Published: 01 June 2023

A medication prescribed for inherited blood clotting doesn't increase the chance of successful pregnancy in women with a history of recurrent miscarriage, finds an NIHR-funded study.

The anticoagulant drug treatment known as heparin has proven effective for pregnant women who have acquired blood clotting disorders. But until now it has not been clear whether it is effective for pregnant women with an inherited blood clotting condition called thrombophilia. 

Changing the way these women are treated could help save the NHS around £20m per year. It will also stop the need for them to receive daily injections of heparin which can cause bruising as a result.

The ALIFE2 Trial published in The Lancet on Thursday 1 June 2023. It showed a daily injection of heparin does not improve the chance of live birth for women with inherited thrombophilia who have had 2 or more miscarriages.

The trial was led by Professor Siobhan Quenby, Deputy Director of the Tommy’s National Centre for Miscarriage Research and Professor of Obstetrics at the University of Warwick. 

Professor Quenby said: "Many women with recurrent miscarriage around the world are tested for inherited thrombophilia and are treated with heparin daily. Research now shows that this screening is not needed, the treatment isn’t effective, and it is giving false hope to many by continuing to offer it as a potential preventive treatment."

The trial recruited 326 women with inherited thrombophilia and recurrent miscarriage. They were recruited from 40 hospitals in the UK, Netherlands, USA, Belgium and Slovenia. 164 women received heparin across the course of their pregnancy. This started after a positive pregnancy test and ended at the start of labour. 162 were not offered the medication.

All women received standard obstetrician-led care and were encouraged to take folic acid.

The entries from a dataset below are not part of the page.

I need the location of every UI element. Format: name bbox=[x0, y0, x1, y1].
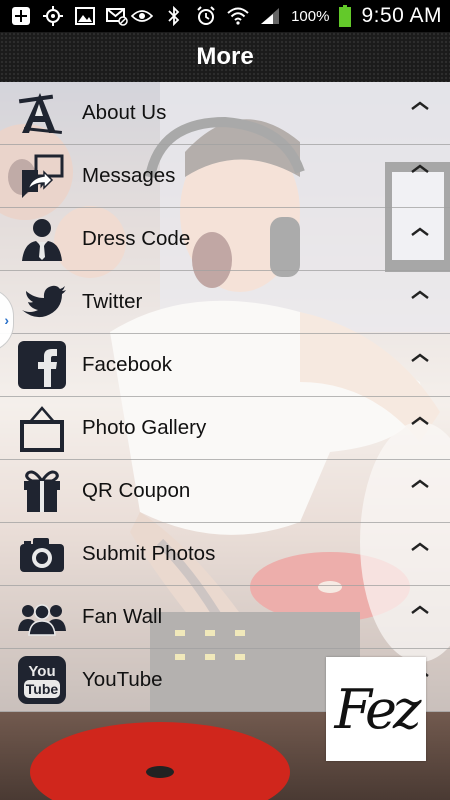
chevron-icon bbox=[411, 416, 429, 425]
menu-item-label: Submit Photos bbox=[82, 542, 216, 565]
signal-icon bbox=[259, 6, 281, 26]
chevron-icon bbox=[411, 542, 429, 551]
youtube-icon: You Tube bbox=[16, 654, 68, 706]
fez-logo: Fez bbox=[326, 657, 426, 761]
wifi-icon bbox=[227, 6, 249, 26]
menu-item-submit-photos[interactable]: Submit Photos bbox=[0, 523, 450, 586]
battery-percent: 100% bbox=[291, 7, 330, 25]
menu-item-photo-gallery[interactable]: Photo Gallery bbox=[0, 397, 450, 460]
svg-text:You: You bbox=[28, 663, 55, 680]
chevron-icon bbox=[411, 479, 429, 488]
menu-item-label: Fan Wall bbox=[82, 605, 163, 628]
menu-item-label: Dress Code bbox=[82, 227, 191, 250]
menu-item-label: QR Coupon bbox=[82, 479, 191, 502]
chevron-icon bbox=[411, 164, 429, 173]
image-icon bbox=[74, 6, 96, 26]
menu-item-label: YouTube bbox=[82, 668, 163, 691]
gift-icon bbox=[16, 465, 68, 517]
menu-item-label: Facebook bbox=[82, 353, 173, 376]
menu-item-label: Photo Gallery bbox=[82, 416, 207, 439]
picture-frame-icon bbox=[16, 402, 68, 454]
letter-a-icon bbox=[16, 87, 68, 139]
page-title: More bbox=[196, 43, 254, 70]
menu-item-twitter[interactable]: Twitter bbox=[0, 271, 450, 334]
menu-item-fan-wall[interactable]: Fan Wall bbox=[0, 586, 450, 649]
camera-icon bbox=[16, 528, 68, 580]
mail-off-icon bbox=[106, 6, 128, 26]
menu-item-messages[interactable]: Messages bbox=[0, 145, 450, 208]
person-tie-icon bbox=[16, 213, 68, 265]
menu-item-label: Twitter bbox=[82, 290, 143, 313]
chevron-icon bbox=[411, 101, 429, 110]
menu-item-facebook[interactable]: Facebook bbox=[0, 334, 450, 397]
message-icon bbox=[16, 150, 68, 202]
chevron-icon bbox=[411, 605, 429, 614]
menu-item-label: Messages bbox=[82, 164, 176, 187]
menu-item-qr-coupon[interactable]: QR Coupon bbox=[0, 460, 450, 523]
logo-text: Fez bbox=[334, 677, 422, 741]
chevron-icon bbox=[411, 353, 429, 362]
people-group-icon bbox=[16, 591, 68, 643]
bluetooth-icon bbox=[163, 6, 185, 26]
facebook-icon bbox=[16, 339, 68, 391]
chevron-right-icon: › bbox=[4, 312, 9, 328]
svg-text:Tube: Tube bbox=[26, 681, 59, 697]
battery-icon bbox=[339, 5, 352, 27]
chevron-icon bbox=[411, 227, 429, 236]
more-menu-list: About Us Messages Dress Code Twitter Fac… bbox=[0, 82, 450, 712]
menu-item-label: About Us bbox=[82, 101, 167, 124]
title-bar: More bbox=[0, 32, 450, 82]
twitter-bird-icon bbox=[16, 276, 68, 328]
alarm-icon bbox=[195, 6, 217, 26]
add-icon bbox=[10, 6, 32, 26]
clock-time: 9:50 AM bbox=[361, 4, 442, 27]
menu-item-dress-code[interactable]: Dress Code bbox=[0, 208, 450, 271]
gps-icon bbox=[42, 6, 64, 26]
eye-icon bbox=[131, 6, 154, 26]
chevron-icon bbox=[411, 290, 429, 299]
menu-item-about-us[interactable]: About Us bbox=[0, 82, 450, 145]
status-bar: 100% 9:50 AM bbox=[0, 0, 450, 32]
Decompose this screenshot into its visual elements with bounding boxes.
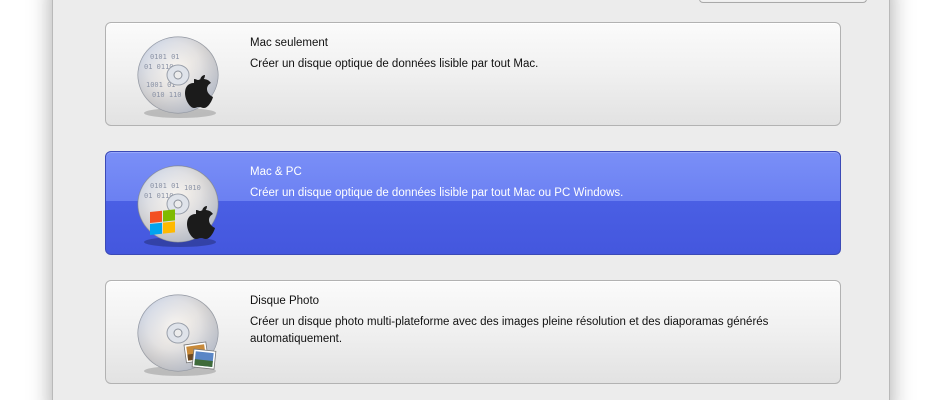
svg-text:0101 01: 0101 01 — [150, 53, 180, 61]
option-title: Mac seulement — [250, 37, 328, 49]
svg-text:010 110: 010 110 — [152, 91, 182, 99]
option-photo-disc[interactable]: Disque Photo Créer un disque photo multi… — [105, 280, 841, 384]
option-mac-pc[interactable]: 0101 01 01 0110 1010 Mac & PC Créer un d… — [105, 151, 841, 255]
svg-text:0101 01: 0101 01 — [150, 182, 180, 190]
option-description: Créer un disque optique de données lisib… — [250, 187, 624, 199]
svg-text:1010: 1010 — [184, 184, 201, 192]
top-button-edge[interactable] — [699, 0, 867, 3]
photo-disc-icon — [128, 289, 228, 379]
disc-type-window: 0101 01 01 0110 1001 01 010 110 Mac seul… — [52, 0, 890, 400]
option-description: Créer un disque photo multi-plateforme a… — [250, 316, 769, 345]
data-disc-mac-pc-icon: 0101 01 01 0110 1010 — [128, 160, 228, 250]
screenshot: 0101 01 01 0110 1001 01 010 110 Mac seul… — [0, 0, 940, 400]
option-description: Créer un disque optique de données lisib… — [250, 58, 539, 70]
option-mac-only[interactable]: 0101 01 01 0110 1001 01 010 110 Mac seul… — [105, 22, 841, 126]
option-title: Mac & PC — [250, 166, 302, 178]
data-disc-apple-icon: 0101 01 01 0110 1001 01 010 110 — [128, 31, 228, 121]
option-title: Disque Photo — [250, 295, 320, 307]
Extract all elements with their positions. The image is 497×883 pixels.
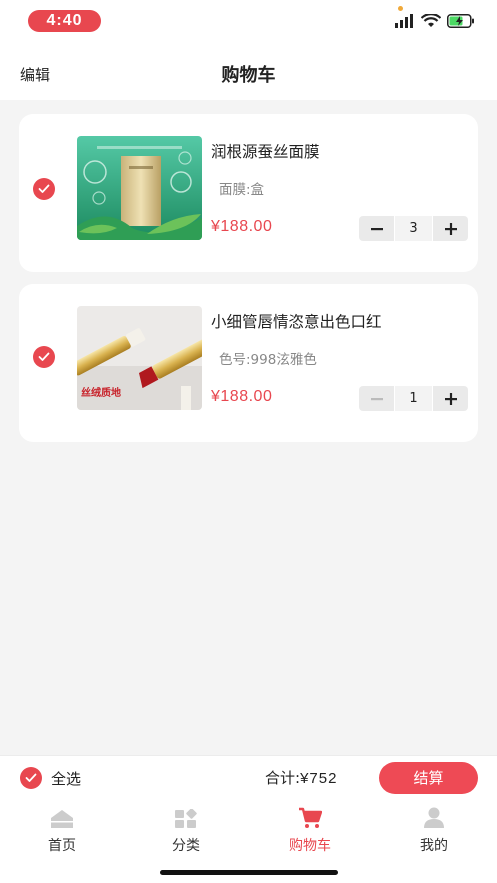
checkout-bar: 全选 合计:¥752 结算 (0, 755, 497, 799)
product-name[interactable]: 小细管唇情恣意出色口红 (211, 310, 382, 332)
cart-item: 丝绒质地 小细管唇情恣意出色口红 色号:998泫雅色 ¥188.00 1 (19, 284, 478, 442)
total-amount: ¥752 (300, 770, 338, 787)
profile-icon (394, 805, 474, 829)
checkmark-icon (38, 352, 50, 361)
increase-quantity-button[interactable] (433, 216, 468, 241)
total-price: 合计:¥752 (265, 767, 337, 788)
quantity-value[interactable]: 3 (395, 216, 432, 241)
product-spec: 面膜:盒 (219, 182, 265, 198)
battery-charging-icon (447, 13, 475, 32)
tab-label: 我的 (420, 838, 448, 854)
navigation-bar: 编辑 购物车 (0, 44, 497, 100)
plus-icon (444, 222, 457, 235)
product-price: ¥188.00 (211, 218, 273, 235)
wifi-icon (420, 12, 442, 32)
product-image-text: 丝绒质地 (81, 388, 121, 399)
item-checkbox[interactable] (33, 346, 55, 368)
item-checkbox[interactable] (33, 178, 55, 200)
minus-icon (370, 227, 383, 230)
decrease-quantity-button[interactable] (359, 216, 394, 241)
quantity-stepper: 3 (359, 216, 468, 241)
select-all-checkbox[interactable] (20, 767, 42, 789)
minus-icon (370, 397, 383, 400)
privacy-indicator-dot (398, 6, 403, 11)
category-icon (146, 805, 226, 829)
status-icons (395, 12, 475, 32)
tab-category[interactable]: 分类 (146, 805, 226, 855)
product-spec: 色号:998泫雅色 (219, 352, 317, 368)
plus-icon (444, 392, 457, 405)
status-bar: 4:40 (0, 0, 497, 44)
quantity-value[interactable]: 1 (395, 386, 432, 411)
product-image-lipstick[interactable]: 丝绒质地 (77, 306, 202, 410)
product-price: ¥188.00 (211, 388, 273, 405)
checkout-button[interactable]: 结算 (379, 762, 478, 794)
total-label: 合计: (265, 769, 301, 787)
checkmark-icon (38, 184, 50, 193)
page-title: 购物车 (221, 65, 276, 86)
home-indicator[interactable] (160, 870, 338, 875)
decrease-quantity-button[interactable] (359, 386, 394, 411)
status-time: 4:40 (28, 10, 101, 32)
tab-label: 首页 (48, 838, 76, 854)
cart-icon (270, 805, 350, 829)
increase-quantity-button[interactable] (433, 386, 468, 411)
tab-home[interactable]: 首页 (22, 805, 102, 855)
tab-label: 分类 (172, 838, 200, 854)
product-name[interactable]: 润根源蚕丝面膜 (211, 140, 320, 162)
checkmark-icon (25, 773, 37, 782)
home-icon (22, 805, 102, 829)
select-all-label[interactable]: 全选 (51, 768, 81, 789)
cart-item: 润根源蚕丝面膜 面膜:盒 ¥188.00 3 (19, 114, 478, 272)
tab-profile[interactable]: 我的 (394, 805, 474, 855)
quantity-stepper: 1 (359, 386, 468, 411)
cellular-signal-icon (395, 13, 415, 32)
tab-cart[interactable]: 购物车 (270, 805, 350, 855)
product-image-face-mask[interactable] (77, 136, 202, 240)
tab-label: 购物车 (289, 838, 331, 854)
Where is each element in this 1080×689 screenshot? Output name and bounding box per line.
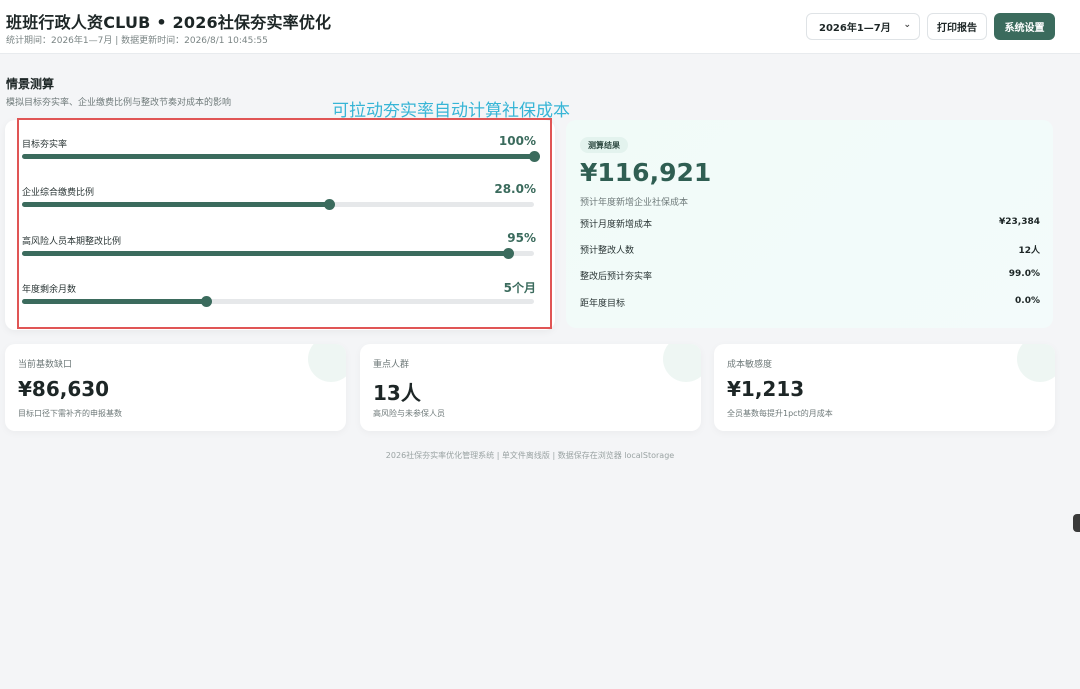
result-amount: ¥116,921 <box>580 158 712 187</box>
edge-handle <box>1073 514 1080 532</box>
slider-fill <box>22 299 207 304</box>
kpi-card-cost-sensitivity: 成本敏感度 ¥1,213 全员基数每提升1pct的月成本 <box>714 344 1055 431</box>
card-decoration <box>1017 344 1055 382</box>
result-row-value: 12人 <box>1018 246 1040 256</box>
slider-label: 年度剩余月数 <box>22 285 77 295</box>
annotation-note: 可拉动夯实率自动计算社保成本 <box>332 101 570 121</box>
kpi-label: 重点人群 <box>373 360 410 370</box>
section-subtitle: 模拟目标夯实率、企业缴费比例与整改节奏对成本的影响 <box>6 98 232 108</box>
card-decoration <box>308 344 346 382</box>
slider-track[interactable] <box>22 199 534 210</box>
slider-remaining-months: 年度剩余月数 5个月 <box>22 281 536 312</box>
slider-contribution-ratio: 企业综合缴费比例 28.0% <box>22 182 536 215</box>
kpi-note: 全员基数每提升1pct的月成本 <box>727 409 833 418</box>
result-row: 预计月度新增成本 ¥23,384 <box>580 217 1040 231</box>
kpi-value: 13人 <box>373 381 421 405</box>
slider-thumb[interactable] <box>503 248 515 259</box>
kpi-note: 高风险与未参保人员 <box>373 409 445 418</box>
slider-rectification-ratio: 高风险人员本期整改比例 95% <box>22 231 536 264</box>
slider-label: 高风险人员本期整改比例 <box>22 237 122 247</box>
update-meta: 统计期间：2026年1—7月 | 数据更新时间：2026/8/1 10:45:5… <box>6 36 268 46</box>
slider-thumb[interactable] <box>324 199 336 210</box>
result-row-label: 预计月度新增成本 <box>580 220 653 230</box>
kpi-label: 当前基数缺口 <box>18 360 73 370</box>
result-row-value: ¥23,384 <box>999 217 1040 227</box>
app-header: 班班行政人资CLUB • 2026社保夯实率优化 统计期间：2026年1—7月 … <box>0 0 1080 54</box>
result-row: 预计整改人数 12人 <box>580 243 1040 257</box>
chevron-down-icon: ⌄ <box>903 20 911 30</box>
kpi-card-base-gap: 当前基数缺口 ¥86,630 目标口径下需补齐的申报基数 <box>5 344 346 431</box>
section-title: 情景测算 <box>6 77 55 91</box>
slider-label: 目标夯实率 <box>22 140 68 150</box>
result-row-value: 99.0% <box>1008 269 1040 279</box>
kpi-value: ¥86,630 <box>18 377 110 401</box>
result-row-label: 整改后预计夯实率 <box>580 272 653 282</box>
slider-value: 28.0% <box>494 182 536 196</box>
result-row-label: 预计整改人数 <box>580 246 635 256</box>
kpi-label: 成本敏感度 <box>727 360 773 370</box>
card-decoration <box>663 344 701 382</box>
slider-value: 95% <box>507 231 536 245</box>
result-row: 距年度目标 0.0% <box>580 296 1040 310</box>
slider-track[interactable] <box>22 296 534 307</box>
result-caption: 预计年度新增企业社保成本 <box>580 198 689 208</box>
app-title: 班班行政人资CLUB • 2026社保夯实率优化 <box>6 13 332 32</box>
slider-thumb[interactable] <box>529 151 540 162</box>
kpi-card-key-group: 重点人群 13人 高风险与未参保人员 <box>360 344 701 431</box>
slider-track[interactable] <box>22 248 534 259</box>
footer-text: 2026社保夯实率优化管理系统 | 单文件离线版 | 数据保存在浏览器 loca… <box>385 451 675 460</box>
result-row-label: 距年度目标 <box>580 299 626 309</box>
slider-value: 5个月 <box>503 281 536 295</box>
print-report-button[interactable]: 打印报告 <box>927 13 987 40</box>
kpi-value: ¥1,213 <box>727 377 805 401</box>
slider-fill <box>22 251 509 256</box>
slider-thumb[interactable] <box>201 296 213 307</box>
slider-value: 100% <box>498 134 536 148</box>
result-row: 整改后预计夯实率 99.0% <box>580 269 1040 283</box>
slider-target-rate: 目标夯实率 100% <box>22 134 540 167</box>
period-select-value: 2026年1—7月 <box>819 23 891 34</box>
kpi-note: 目标口径下需补齐的申报基数 <box>18 409 122 418</box>
system-settings-button[interactable]: 系统设置 <box>994 13 1055 40</box>
result-row-value: 0.0% <box>1015 296 1040 306</box>
slider-label: 企业综合缴费比例 <box>22 188 95 198</box>
slider-fill <box>22 202 330 207</box>
result-tag: 测算结果 <box>580 137 628 153</box>
slider-track[interactable] <box>22 151 540 162</box>
period-select[interactable]: 2026年1—7月 ⌄ <box>806 13 920 40</box>
slider-fill <box>22 154 534 159</box>
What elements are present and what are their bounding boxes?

The rate of live births for each group was roughly the same. The risk of other pregnancy complications was about the same for both groups. This included miscarriage, babies with low birth weight, placental abruption, and premature birth or pre-eclampsia.

28% of women who participated in the trial lost their pregnancies. These unexplained losses will be the focus of further study for the researchers. They will continue to search for answers and treatment to prevent early pregnancy loss.

The treatment is costly for health services. Researchers say that the NHS could save around £20m per year if it:

  • stopped screening for inherited thrombophilia during pregnancy
  • ended the use of heparin as a treatment for inherited thrombophilia in pregnancy

This could allow funding for other services or treatments.